The best way to understand the effects of bisphosphonates on the bone is to watch the animations on this page , and compare the end result of normal bone turnover, estrogen deficiency, and bisphosphonate administration.


Cellular mechanisms of action

Etidronate may act by causing chemical changes to the mineral itself, inhibiting crystal formation and making the mineral resistant to resorption. These effects depend on the amount of drug given. This is why etidronate can be used to treat heterotopic calcifications, or prevent vascular calcifications in animal models. The trouble is that prolonged use results in osteomalacia. With the newer bisphosphonates, the dose is so small that the effects cannot be caused by physical-chemical changes in the mineral, and osteomalacia is a rare side effect.

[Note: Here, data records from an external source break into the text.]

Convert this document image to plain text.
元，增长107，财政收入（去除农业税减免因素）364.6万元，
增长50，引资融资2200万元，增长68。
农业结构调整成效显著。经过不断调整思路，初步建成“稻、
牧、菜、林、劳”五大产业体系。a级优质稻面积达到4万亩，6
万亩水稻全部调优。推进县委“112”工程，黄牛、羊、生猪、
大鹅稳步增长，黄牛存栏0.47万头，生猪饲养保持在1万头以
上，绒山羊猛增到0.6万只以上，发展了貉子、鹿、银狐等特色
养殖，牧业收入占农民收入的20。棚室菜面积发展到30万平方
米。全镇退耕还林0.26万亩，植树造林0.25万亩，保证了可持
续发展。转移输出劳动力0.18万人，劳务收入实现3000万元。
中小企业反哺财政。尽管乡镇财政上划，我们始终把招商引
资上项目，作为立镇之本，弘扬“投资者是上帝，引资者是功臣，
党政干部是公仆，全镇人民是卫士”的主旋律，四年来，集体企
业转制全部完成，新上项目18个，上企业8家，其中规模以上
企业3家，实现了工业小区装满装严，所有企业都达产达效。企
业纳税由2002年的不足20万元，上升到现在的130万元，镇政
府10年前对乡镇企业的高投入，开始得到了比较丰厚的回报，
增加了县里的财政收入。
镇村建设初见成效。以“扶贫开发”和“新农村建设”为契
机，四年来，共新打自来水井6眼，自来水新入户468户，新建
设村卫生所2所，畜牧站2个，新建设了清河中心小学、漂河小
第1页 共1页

Possible cellular actions of bisphosphonates

Osteoclasts are the cells which mediate the effects of the bisphosphonates. There is evidence for both direct and indirect effects, which may depend on whether the cells are exposed to external drug or whether they ingest it along with the bone. The bisphosphonates also act on the osteoblasts, to either increase inhibitors or decrease promoters of osteoclast action or recruitment. There is no general consensus about which mechanism is predominant in vivo, and the mechanisms may be different for each bisphosphonate.

Mevalonate pathway
These figures from van Beek show the mevalonate pathway of cholesterol synthesis. HMG CoA reductase inhibitors such as mevastatin, used to treat hypercholesterolemia, had been shown to reduce bone resorption. Ibandronate inhibited bone resorption (shown as the lower dotted line). When geranylgeraniol was added, the inhibition was reversed. This was seen in the nitrogen-containing bisphosphonates (risedronate, alendronate, olpadronate, & ibandronate). GeranylgeranylPP modifies (prenylates) a small GTP-binding protein called rho21, which regulates the cytoskeleton. Thus, inhibition of geranlygeranylPP leads to abnormalies in the cytoskeleton, so osteoclasts don't have a ruffled border and are unable to resorb bone.